We all dream of that unexpected windfall—a distant relative leaving us a fortune, a lottery win, or even a generous company bonus. While the idea of suddenly coming into a large sum of money is exhilarating, knowing how to invest it wisely is crucial. In the latest episode of the Financial Freedom Pod, Bruce Whitfield sits down with certified financial planner Warren Ingram to discuss the best strategies for managing and investing a windfall.
Warren Ingram emphasises the importance of having a game plan. “Trying to think on the fly is a really bad idea when it comes to investing,” he says. Instead, he advocates for a strategic, methodical approach. One of the key takeaways from the episode is the concept of phasing in your investments.
Phasing in involves gradually investing your lump sum over a period of time rather than all at once. This strategy helps manage market volatility and emotional decision-making. “The best strategy I can think of to manage my emotions and the motions of markets is to phase the money in, feed it in over a period of time,” Warren explains.
The duration of the phasing-in period depends on the size of the windfall and current market conditions. For larger sums, such as an inheritance, Warren suggests a longer period, anywhere from six to twelve months. For smaller amounts, like a company bonus, a shorter period of three months may suffice. “Size counts, so bigger is longer,” he notes.
Market conditions also play a significant role. If markets are expensive and have been on an upward trend, extending the phasing period can help mitigate the risk of buying at a peak. Conversely, if markets are in a downturn, a shorter phasing period allows you to take advantage of lower prices.

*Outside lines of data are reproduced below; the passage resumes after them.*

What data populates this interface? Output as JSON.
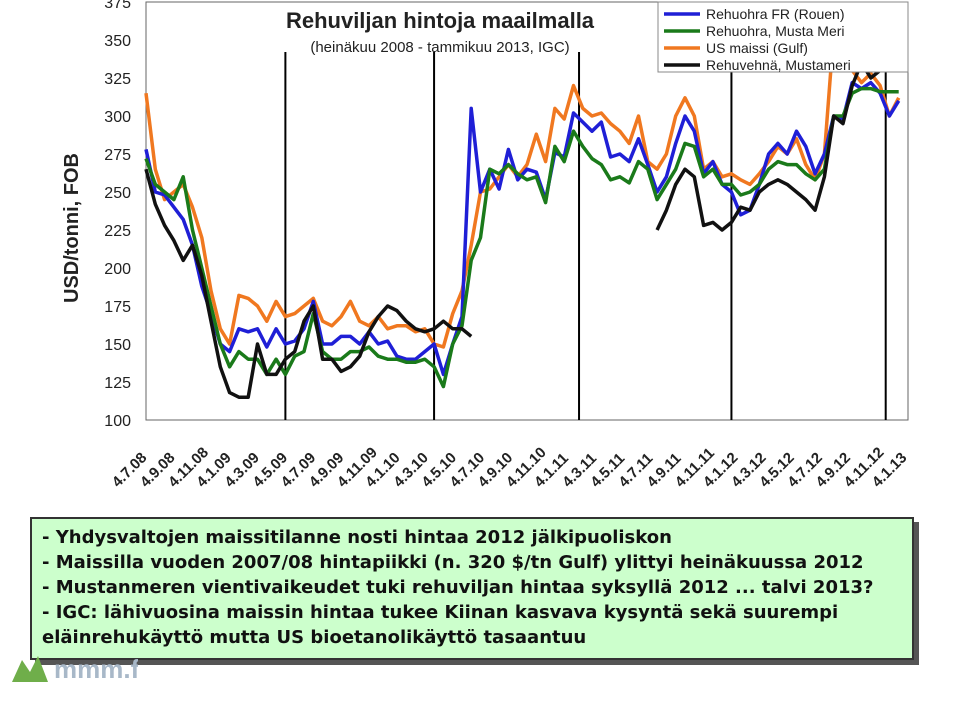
{
  "chart_data": {
    "type": "line",
    "title": "Rehuviljan hintoja maailmalla",
    "subtitle": "(heinäkuu 2008 - tammikuu 2013, IGC)",
    "ylabel": "USD/tonni, FOB",
    "ylim": [
      100,
      375
    ],
    "yticks": [
      100,
      125,
      150,
      175,
      200,
      225,
      250,
      275,
      300,
      325,
      350,
      375
    ],
    "xtick_labels": [
      "4.7.08",
      "4.9.08",
      "4.11.08",
      "4.1.09",
      "4.3.09",
      "4.5.09",
      "4.7.09",
      "4.9.09",
      "4.11.09",
      "4.1.10",
      "4.3.10",
      "4.5.10",
      "4.7.10",
      "4.9.10",
      "4.11.10",
      "4.1.11",
      "4.3.11",
      "4.5.11",
      "4.7.11",
      "4.9.11",
      "4.11.11",
      "4.1.12",
      "4.3.12",
      "4.5.12",
      "4.7.12",
      "4.9.12",
      "4.11.12",
      "4.1.13"
    ],
    "grid": false,
    "legend_position": "top-right",
    "year_markers": [
      "2009-01",
      "2010-01",
      "2011-01",
      "2012-01",
      "2013-01"
    ],
    "series": [
      {
        "name": "Rehuohra FR (Rouen)",
        "color": "#1f1fd6",
        "points": [
          [
            0,
            278
          ],
          [
            0.5,
            250
          ],
          [
            1,
            248
          ],
          [
            1.5,
            240
          ],
          [
            2,
            232
          ],
          [
            2.5,
            215
          ],
          [
            3,
            188
          ],
          [
            3.5,
            170
          ],
          [
            4,
            150
          ],
          [
            4.5,
            145
          ],
          [
            5,
            160
          ],
          [
            5.5,
            158
          ],
          [
            6,
            160
          ],
          [
            6.5,
            148
          ],
          [
            7,
            160
          ],
          [
            7.5,
            150
          ],
          [
            8,
            152
          ],
          [
            8.5,
            160
          ],
          [
            9,
            178
          ],
          [
            9.5,
            150
          ],
          [
            10,
            150
          ],
          [
            10.5,
            155
          ],
          [
            11,
            155
          ],
          [
            11.5,
            150
          ],
          [
            12,
            158
          ],
          [
            12.5,
            150
          ],
          [
            13,
            152
          ],
          [
            13.5,
            142
          ],
          [
            14,
            140
          ],
          [
            14.5,
            140
          ],
          [
            15,
            145
          ],
          [
            15.5,
            150
          ],
          [
            16,
            130
          ],
          [
            16.5,
            150
          ],
          [
            17,
            168
          ],
          [
            17.5,
            305
          ],
          [
            18,
            250
          ],
          [
            18.5,
            265
          ],
          [
            19,
            252
          ],
          [
            19.5,
            278
          ],
          [
            20,
            258
          ],
          [
            20.5,
            265
          ],
          [
            21,
            263
          ],
          [
            21.5,
            245
          ],
          [
            22,
            276
          ],
          [
            22.5,
            273
          ],
          [
            23,
            302
          ],
          [
            23.5,
            296
          ],
          [
            24,
            290
          ],
          [
            24.5,
            296
          ],
          [
            25,
            273
          ],
          [
            25.5,
            275
          ],
          [
            26,
            270
          ],
          [
            26.5,
            285
          ],
          [
            27,
            268
          ],
          [
            27.5,
            250
          ],
          [
            28,
            260
          ],
          [
            28.5,
            282
          ],
          [
            29,
            300
          ],
          [
            29.5,
            290
          ],
          [
            30,
            262
          ],
          [
            30.5,
            270
          ],
          [
            31,
            255
          ],
          [
            31.5,
            250
          ],
          [
            32,
            235
          ],
          [
            32.5,
            238
          ],
          [
            33,
            255
          ],
          [
            33.5,
            275
          ],
          [
            34,
            282
          ],
          [
            34.5,
            275
          ],
          [
            35,
            290
          ],
          [
            35.5,
            280
          ],
          [
            36,
            262
          ],
          [
            36.5,
            275
          ],
          [
            37,
            300
          ],
          [
            37.5,
            298
          ],
          [
            38,
            322
          ],
          [
            38.5,
            318
          ],
          [
            39,
            322
          ],
          [
            39.5,
            315
          ],
          [
            40,
            300
          ],
          [
            40.5,
            310
          ]
        ]
      },
      {
        "name": "Rehuohra, Musta Meri",
        "color": "#1a7a1a",
        "points": [
          [
            0,
            272
          ],
          [
            0.5,
            255
          ],
          [
            1,
            250
          ],
          [
            1.5,
            245
          ],
          [
            2,
            260
          ],
          [
            2.5,
            225
          ],
          [
            3,
            200
          ],
          [
            3.5,
            175
          ],
          [
            4,
            150
          ],
          [
            4.5,
            135
          ],
          [
            5,
            145
          ],
          [
            5.5,
            140
          ],
          [
            6,
            140
          ],
          [
            6.5,
            130
          ],
          [
            7,
            140
          ],
          [
            7.5,
            130
          ],
          [
            8,
            142
          ],
          [
            8.5,
            145
          ],
          [
            9,
            170
          ],
          [
            9.5,
            145
          ],
          [
            10,
            140
          ],
          [
            10.5,
            140
          ],
          [
            11,
            145
          ],
          [
            11.5,
            145
          ],
          [
            12,
            148
          ],
          [
            12.5,
            142
          ],
          [
            13,
            140
          ],
          [
            13.5,
            140
          ],
          [
            14,
            138
          ],
          [
            14.5,
            138
          ],
          [
            15,
            140
          ],
          [
            15.5,
            135
          ],
          [
            16,
            122
          ],
          [
            16.5,
            150
          ],
          [
            17,
            162
          ],
          [
            17.5,
            205
          ],
          [
            18,
            220
          ],
          [
            18.5,
            265
          ],
          [
            19,
            262
          ],
          [
            19.5,
            268
          ],
          [
            20,
            262
          ],
          [
            20.5,
            258
          ],
          [
            21,
            260
          ],
          [
            21.5,
            243
          ],
          [
            22,
            280
          ],
          [
            22.5,
            270
          ],
          [
            23,
            290
          ],
          [
            23.5,
            280
          ],
          [
            24,
            272
          ],
          [
            24.5,
            268
          ],
          [
            25,
            258
          ],
          [
            25.5,
            260
          ],
          [
            26,
            256
          ],
          [
            26.5,
            270
          ],
          [
            27,
            265
          ],
          [
            27.5,
            245
          ],
          [
            28,
            255
          ],
          [
            28.5,
            265
          ],
          [
            29,
            282
          ],
          [
            29.5,
            280
          ],
          [
            30,
            260
          ],
          [
            30.5,
            265
          ],
          [
            31,
            255
          ],
          [
            31.5,
            255
          ],
          [
            32,
            248
          ],
          [
            32.5,
            250
          ],
          [
            33,
            255
          ],
          [
            33.5,
            265
          ],
          [
            34,
            270
          ],
          [
            34.5,
            268
          ],
          [
            35,
            268
          ],
          [
            35.5,
            262
          ],
          [
            36,
            258
          ],
          [
            36.5,
            265
          ],
          [
            37,
            300
          ],
          [
            37.5,
            300
          ],
          [
            38,
            315
          ],
          [
            38.5,
            318
          ],
          [
            39,
            318
          ],
          [
            39.5,
            316
          ],
          [
            40,
            316
          ],
          [
            40.5,
            316
          ]
        ]
      },
      {
        "name": "US maissi (Gulf)",
        "color": "#f07820",
        "points": [
          [
            0,
            315
          ],
          [
            0.5,
            265
          ],
          [
            1,
            245
          ],
          [
            1.5,
            250
          ],
          [
            2,
            255
          ],
          [
            2.5,
            240
          ],
          [
            3,
            220
          ],
          [
            3.5,
            185
          ],
          [
            4,
            160
          ],
          [
            4.5,
            150
          ],
          [
            5,
            182
          ],
          [
            5.5,
            180
          ],
          [
            6,
            175
          ],
          [
            6.5,
            165
          ],
          [
            7,
            178
          ],
          [
            7.5,
            168
          ],
          [
            8,
            170
          ],
          [
            8.5,
            175
          ],
          [
            9,
            180
          ],
          [
            9.5,
            165
          ],
          [
            10,
            162
          ],
          [
            10.5,
            168
          ],
          [
            11,
            178
          ],
          [
            11.5,
            165
          ],
          [
            12,
            162
          ],
          [
            12.5,
            168
          ],
          [
            13,
            160
          ],
          [
            13.5,
            162
          ],
          [
            14,
            162
          ],
          [
            14.5,
            158
          ],
          [
            15,
            160
          ],
          [
            15.5,
            150
          ],
          [
            16,
            148
          ],
          [
            16.5,
            170
          ],
          [
            17,
            185
          ],
          [
            17.5,
            215
          ],
          [
            18,
            250
          ],
          [
            18.5,
            252
          ],
          [
            19,
            260
          ],
          [
            19.5,
            268
          ],
          [
            20,
            260
          ],
          [
            20.5,
            268
          ],
          [
            21,
            288
          ],
          [
            21.5,
            270
          ],
          [
            22,
            305
          ],
          [
            22.5,
            298
          ],
          [
            23,
            320
          ],
          [
            23.5,
            305
          ],
          [
            24,
            300
          ],
          [
            24.5,
            302
          ],
          [
            25,
            295
          ],
          [
            25.5,
            290
          ],
          [
            26,
            282
          ],
          [
            26.5,
            300
          ],
          [
            27,
            270
          ],
          [
            27.5,
            265
          ],
          [
            28,
            275
          ],
          [
            28.5,
            300
          ],
          [
            29,
            312
          ],
          [
            29.5,
            300
          ],
          [
            30,
            265
          ],
          [
            30.5,
            270
          ],
          [
            31,
            260
          ],
          [
            31.5,
            262
          ],
          [
            32,
            258
          ],
          [
            32.5,
            255
          ],
          [
            33,
            262
          ],
          [
            33.5,
            270
          ],
          [
            34,
            280
          ],
          [
            34.5,
            275
          ],
          [
            35,
            285
          ],
          [
            35.5,
            268
          ],
          [
            36,
            258
          ],
          [
            36.5,
            275
          ],
          [
            37,
            355
          ],
          [
            37.5,
            340
          ],
          [
            38,
            330
          ],
          [
            38.5,
            322
          ],
          [
            39,
            328
          ],
          [
            39.5,
            320
          ],
          [
            40,
            300
          ],
          [
            40.5,
            312
          ]
        ]
      },
      {
        "name": "Rehuvehnä, Mustameri",
        "color": "#111111",
        "points": [
          [
            0,
            265
          ],
          [
            0.5,
            242
          ],
          [
            1,
            228
          ],
          [
            1.5,
            218
          ],
          [
            2,
            205
          ],
          [
            2.5,
            215
          ],
          [
            3,
            195
          ],
          [
            3.5,
            165
          ],
          [
            4,
            135
          ],
          [
            4.5,
            118
          ],
          [
            5,
            115
          ],
          [
            5.5,
            115
          ],
          [
            6,
            150
          ],
          [
            6.5,
            130
          ],
          [
            7,
            130
          ],
          [
            7.5,
            140
          ],
          [
            8,
            145
          ],
          [
            8.5,
            165
          ],
          [
            9,
            175
          ],
          [
            9.5,
            140
          ],
          [
            10,
            140
          ],
          [
            10.5,
            132
          ],
          [
            11,
            135
          ],
          [
            11.5,
            142
          ],
          [
            12,
            158
          ],
          [
            12.5,
            168
          ],
          [
            13,
            175
          ],
          [
            13.5,
            172
          ],
          [
            14,
            165
          ],
          [
            14.5,
            160
          ],
          [
            15,
            158
          ],
          [
            15.5,
            160
          ],
          [
            16,
            165
          ],
          [
            16.5,
            160
          ],
          [
            17,
            160
          ],
          [
            17.5,
            155
          ],
          [
            18,
            null
          ],
          [
            27.5,
            225
          ],
          [
            28,
            238
          ],
          [
            28.5,
            255
          ],
          [
            29,
            265
          ],
          [
            29.5,
            260
          ],
          [
            30,
            228
          ],
          [
            30.5,
            230
          ],
          [
            31,
            225
          ],
          [
            31.5,
            230
          ],
          [
            32,
            240
          ],
          [
            32.5,
            238
          ],
          [
            33,
            250
          ],
          [
            33.5,
            255
          ],
          [
            34,
            258
          ],
          [
            34.5,
            255
          ],
          [
            35,
            250
          ],
          [
            35.5,
            245
          ],
          [
            36,
            238
          ],
          [
            36.5,
            260
          ],
          [
            37,
            300
          ],
          [
            37.5,
            295
          ],
          [
            38,
            320
          ],
          [
            38.5,
            335
          ],
          [
            39,
            325
          ],
          [
            39.5,
            330
          ]
        ]
      }
    ]
  },
  "notes": {
    "line1": "- Yhdysvaltojen maissitilanne nosti hintaa 2012 jälkipuoliskon",
    "line2": "- Maissilla vuoden 2007/08 hintapiikki (n. 320 $/tn Gulf) ylittyi heinäkuussa 2012",
    "line3": "- Mustanmeren vientivaikeudet tuki rehuviljan hintaa syksyllä 2012 ... talvi 2013?",
    "line4": "- IGC: lähivuosina maissin hintaa tukee Kiinan kasvava kysyntä sekä suurempi",
    "line5": "eläinrehukäyttö mutta US bioetanolikäyttö tasaantuu"
  },
  "logo": {
    "text": "mmm.fi"
  }
}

Another critical point Warren makes is the importance of starting immediately and staying invested. “Our most important job is to get going with our investments and to stay invested and earn the dividends and get the growth irrespective of the market fluctuations,” he says. This approach aligns with the principles of behavioural finance, focusing on long-term growth rather than short-term market movements.
Automation is another tool that can simplify the investment process. By automating your phased investments, you remove the need to make monthly decisions, ensuring consistency and reducing the risk of emotional interference.
Whether you’re dealing with an unexpected inheritance, a lottery win, or a company bonus, having a clear game plan and phasing in your investments can help you navigate market volatility and maximise your returns.